To add a bit more of context, I set up 3 databases: The main one is handled in local PostgreSQL, another one in remote MSSQL and the troublesome one in remote MySQL. All of them work fine except when it comes to downtime (freezes and never responds).
A possible solution for the situation you’re describing could be implementing a circuit breaker. This is a design pattern used to detect failures and prevent a failure from constantly recurring. In the case of a lack of response from your remote databases, a circuit breaker can stop the requests to the failing database after several failures, preventing the request from hanging indefinitely. After a specific amount of time, it will allow a limited number of test requests to pass through, and if these succeed, the circuit will “close” and normal operation will resume. But if these fail, the circuit remains “open” and the downtime continues.

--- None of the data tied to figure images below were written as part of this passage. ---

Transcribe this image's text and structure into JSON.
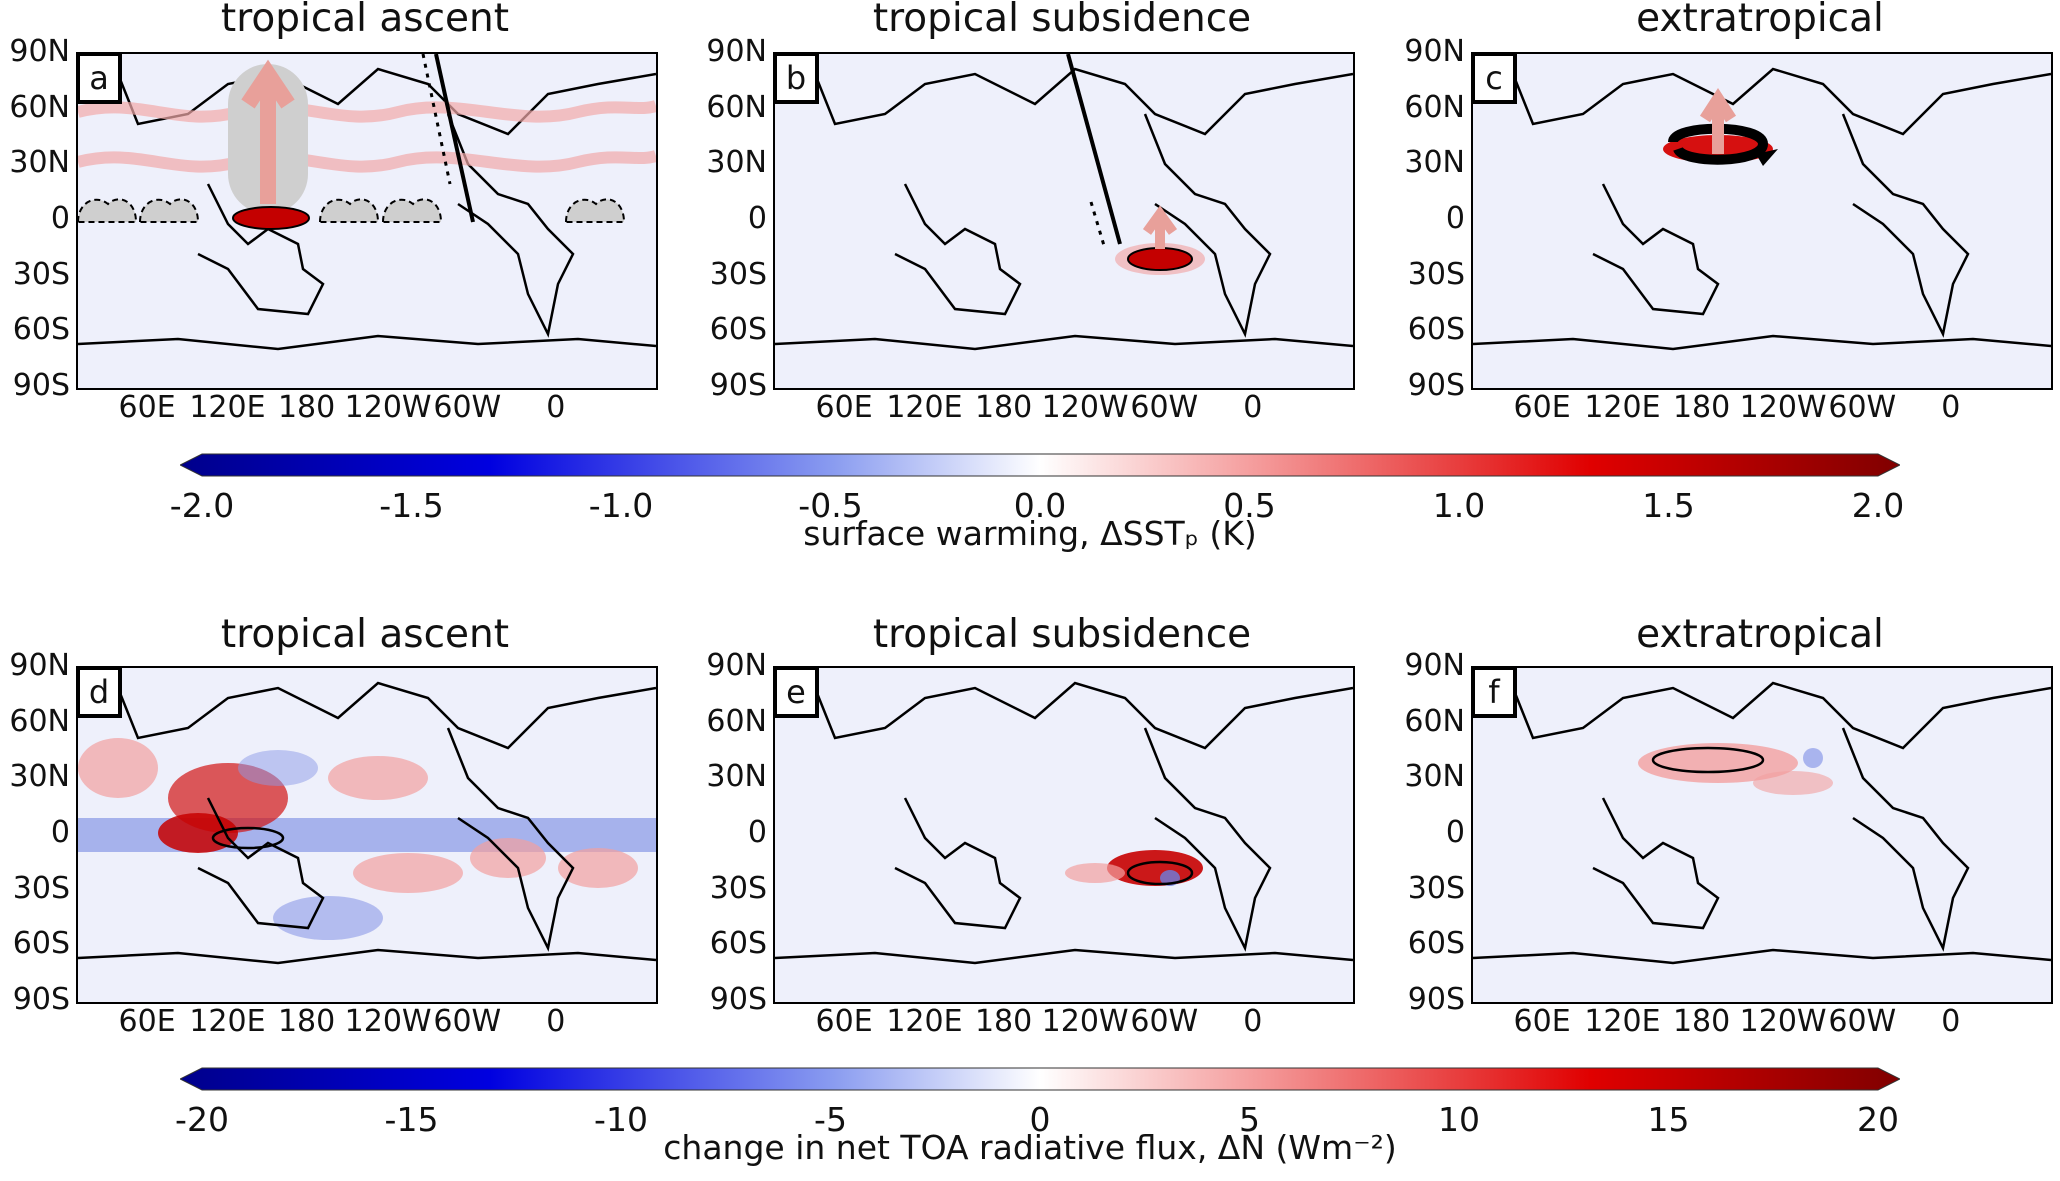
{
  "figure": {
    "rows": [
      {
        "panels": [
          {
            "label": "a",
            "title": "tropical ascent"
          },
          {
            "label": "b",
            "title": "tropical subsidence"
          },
          {
            "label": "c",
            "title": "extratropical"
          }
        ],
        "colorbar": {
          "ticks": [
            "-2.0",
            "-1.5",
            "-1.0",
            "-0.5",
            "0.0",
            "0.5",
            "1.0",
            "1.5",
            "2.0"
          ],
          "label": "surface warming, ΔSSTₚ (K)"
        }
      },
      {
        "panels": [
          {
            "label": "d",
            "title": "tropical ascent"
          },
          {
            "label": "e",
            "title": "tropical subsidence"
          },
          {
            "label": "f",
            "title": "extratropical"
          }
        ],
        "colorbar": {
          "ticks": [
            "-20",
            "-15",
            "-10",
            "-5",
            "0",
            "5",
            "10",
            "15",
            "20"
          ],
          "label": "change in net TOA radiative flux, ΔN (Wm⁻²)"
        }
      }
    ],
    "yticks": [
      "90N",
      "60N",
      "30N",
      "0",
      "30S",
      "60S",
      "90S"
    ],
    "xticks": [
      "60E",
      "120E",
      "180",
      "120W",
      "60W",
      "0"
    ],
    "colors": {
      "negative": "#0000b8",
      "zero": "#ffffff",
      "positive": "#8b0000"
    }
  }
}
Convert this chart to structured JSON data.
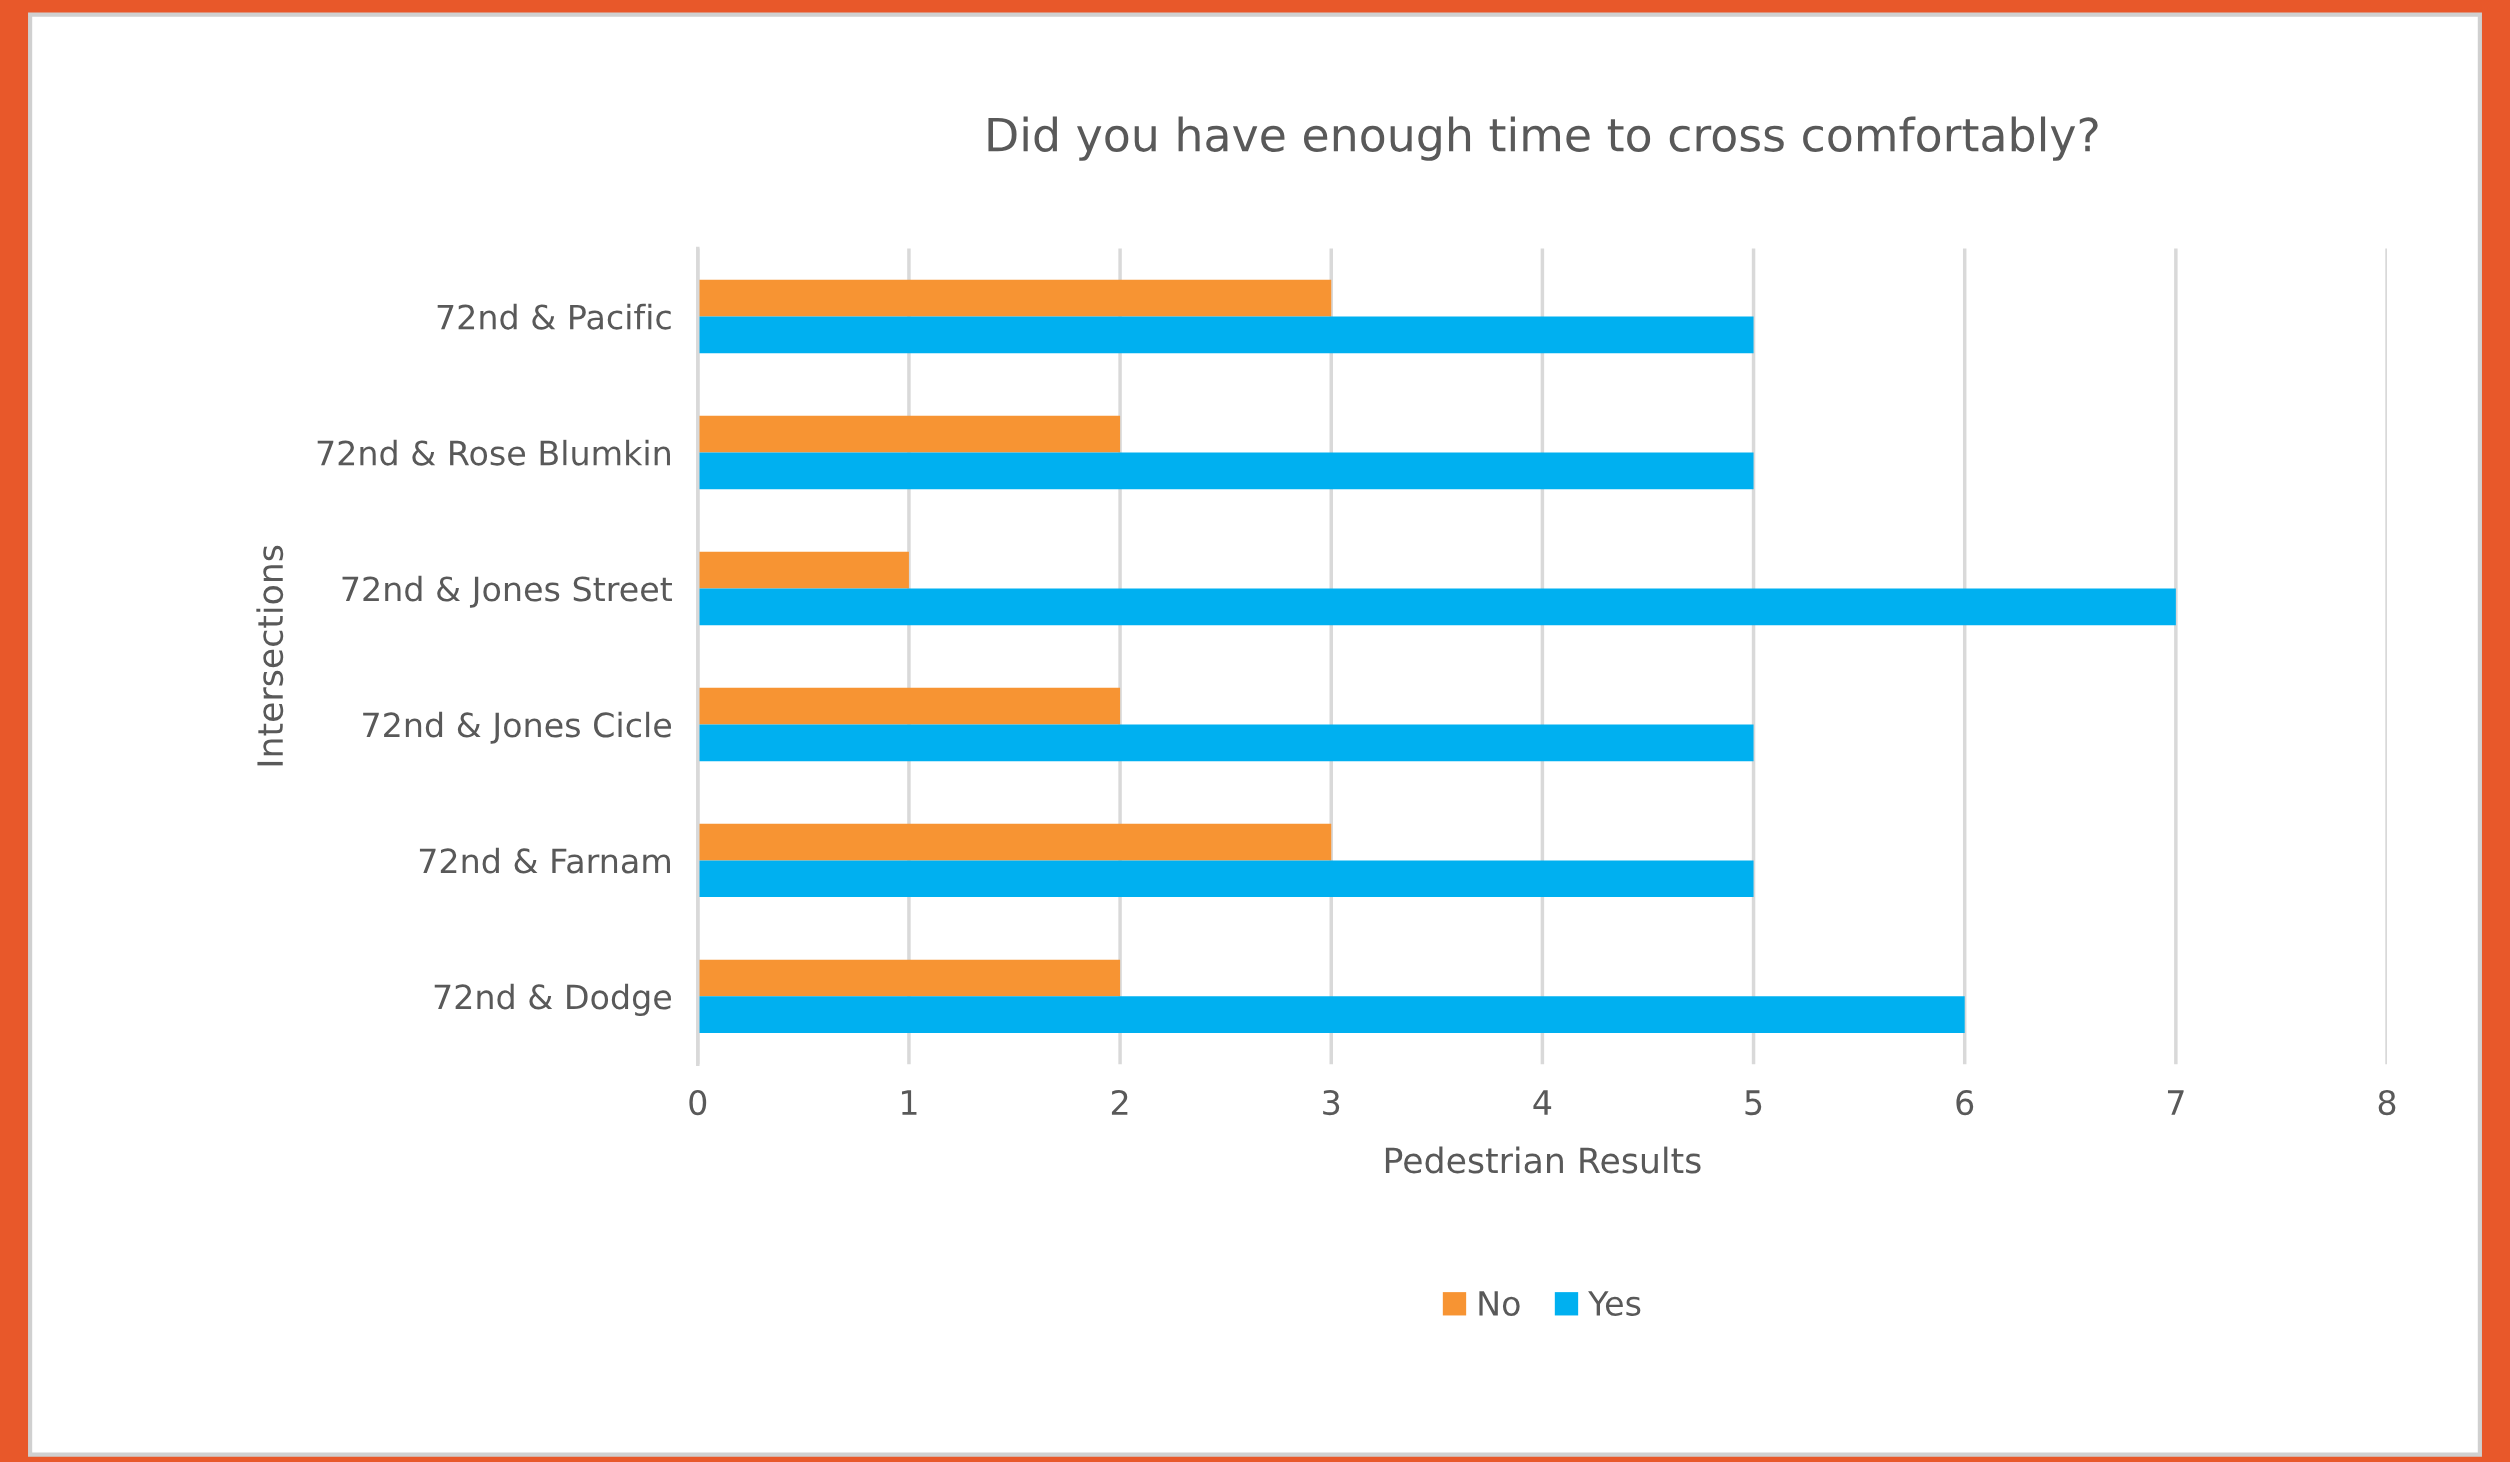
{
  "chart_data": {
    "type": "bar",
    "orientation": "horizontal",
    "title": "Did you have enough time to cross comfortably?",
    "xlabel": "Pedestrian Results",
    "ylabel": "Intersections",
    "categories": [
      "72nd & Pacific",
      "72nd & Rose Blumkin",
      "72nd & Jones Street",
      "72nd & Jones Cicle",
      "72nd & Farnam",
      "72nd & Dodge"
    ],
    "series": [
      {
        "name": "No",
        "color": "#f79433",
        "values": [
          3,
          2,
          1,
          2,
          3,
          2
        ]
      },
      {
        "name": "Yes",
        "color": "#00b0f0",
        "values": [
          5,
          5,
          7,
          5,
          5,
          6
        ]
      }
    ],
    "xlim": [
      0,
      8
    ],
    "xticks": [
      0,
      1,
      2,
      3,
      4,
      5,
      6,
      7,
      8
    ],
    "grid": "x",
    "legend": "bottom"
  }
}
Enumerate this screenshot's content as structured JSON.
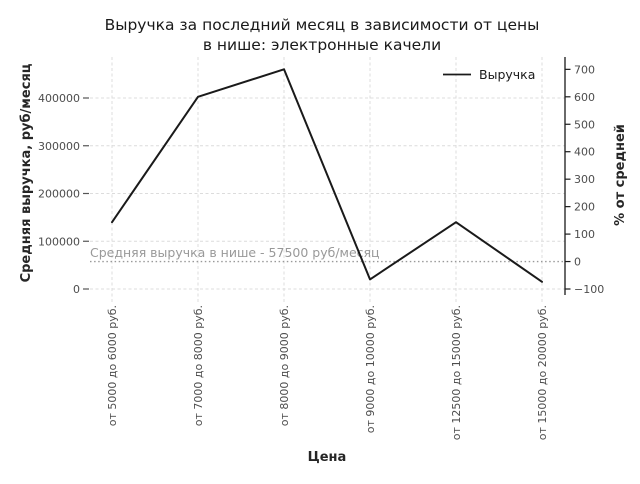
{
  "chart_data": {
    "type": "line",
    "title": "Выручка за последний месяц в зависимости от цены в нише: электронные качели",
    "title_line1": "Выручка за последний месяц в зависимости от цены",
    "title_line2": "в нише: электронные качели",
    "xlabel": "Цена",
    "ylabel_left": "Средняя выручка, руб/месяц",
    "ylabel_right": "% от средней",
    "categories": [
      "от 5000 до 6000 руб.",
      "от 7000 до 8000 руб.",
      "от 8000 до 9000 руб.",
      "от 9000 до 10000 руб.",
      "от 12500 до 15000 руб.",
      "от 15000 до 20000 руб."
    ],
    "series": [
      {
        "name": "Выручка",
        "values": [
          140000,
          402500,
          460000,
          20000,
          140000,
          15000
        ],
        "percent_of_average": [
          143,
          600,
          700,
          -65,
          143,
          -74
        ],
        "color": "#1a1a1a"
      }
    ],
    "left_axis": {
      "ticks": [
        0,
        100000,
        200000,
        300000,
        400000
      ],
      "range_min": -13000,
      "range_max": 486000
    },
    "right_axis": {
      "ticks": [
        -100,
        0,
        100,
        200,
        300,
        400,
        500,
        600,
        700
      ]
    },
    "average_line": {
      "value": 57500,
      "label": "Средняя выручка в нише - 57500 руб/месяц",
      "style": "dotted",
      "color": "#999999"
    },
    "legend": {
      "position": "upper right",
      "entries": [
        {
          "label": "Выручка",
          "color": "#1a1a1a"
        }
      ]
    },
    "grid": true,
    "colors": {
      "line": "#1a1a1a",
      "grid": "#dcdcdc",
      "spine": "#1a1a1a",
      "tick": "#555555",
      "tick_label": "#4d4d4d",
      "text": "#1a1a1a",
      "annotation": "#999999",
      "background": "#ffffff"
    }
  }
}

A great library for implementing this pattern in Ruby is Semian, developed by Shopify. Semian provides resiliency for third-party services and databases in a centralized manner with minimal code changes. You can find it here: GitHub - Shopify/semian: Resiliency toolkit for Ruby for failing fast.
By integrating Semian into your application, you can manage the unresponsiveness of the remote MySQL database more gracefully. You can set it up to wrap your database calls with a circuit breaker and configure the number of failures that will open the circuit and the reset timeout that will put the circuit into the half-open state.